THE OUTBREAK OF COVID-19 forced us to rethink form and space allocation in our living environments, and our priorities in terms of mobility, social interaction, health and economic models. This unpredictable event gave us the opportunity to question our settled planning processes and to explore alternative approaches to adjust our cities in accordance with the emergency. In other words, the world crisis forced us to undertake action, to upgrade collective resilience, to change rooted social behaviours, and to question settled planning processes that seemed invulnerable until then.

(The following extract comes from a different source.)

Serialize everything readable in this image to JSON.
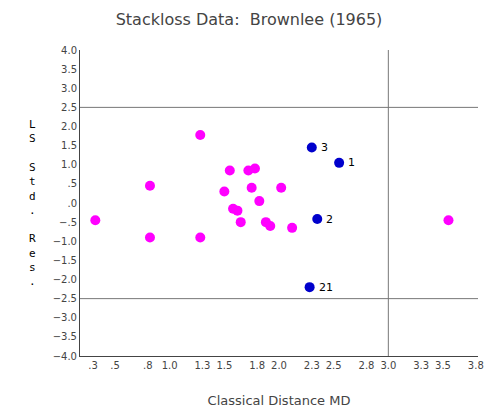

As a quick response to the pandemic, several cities used tactical urbanism as a flexible, low-cost and reversible tool to reshape their streets in a short period of time. Overall, those temporary measures targeted the redistribution of the street surface, allocating more space to pedestrians and promoting active mobility at the expense of motorised traffic. Using an evaluative analytical framework and through an extended literature review, this study explores the tactical nature of such interventions and its relationship with the achievement of long-term urban strategies for sustainable development. Case study analyses in the cities of Berlin and Barcelona investigate the planning processes behind the tactical interventions in the emergency context and establishes a correlation between tactics and strategy. The results of the study underline the role of tactics to accelerate transformation processes in an urban environment, as well as the importance of a coordinated and pragmatic decision- making process within the planning authorities. The study concludes that tactical urbanism can be a suitable tool to introduce changes and experimentation in the urban space, as a temporary stage towards a long-term, strategy-oriented reshaping of urban space.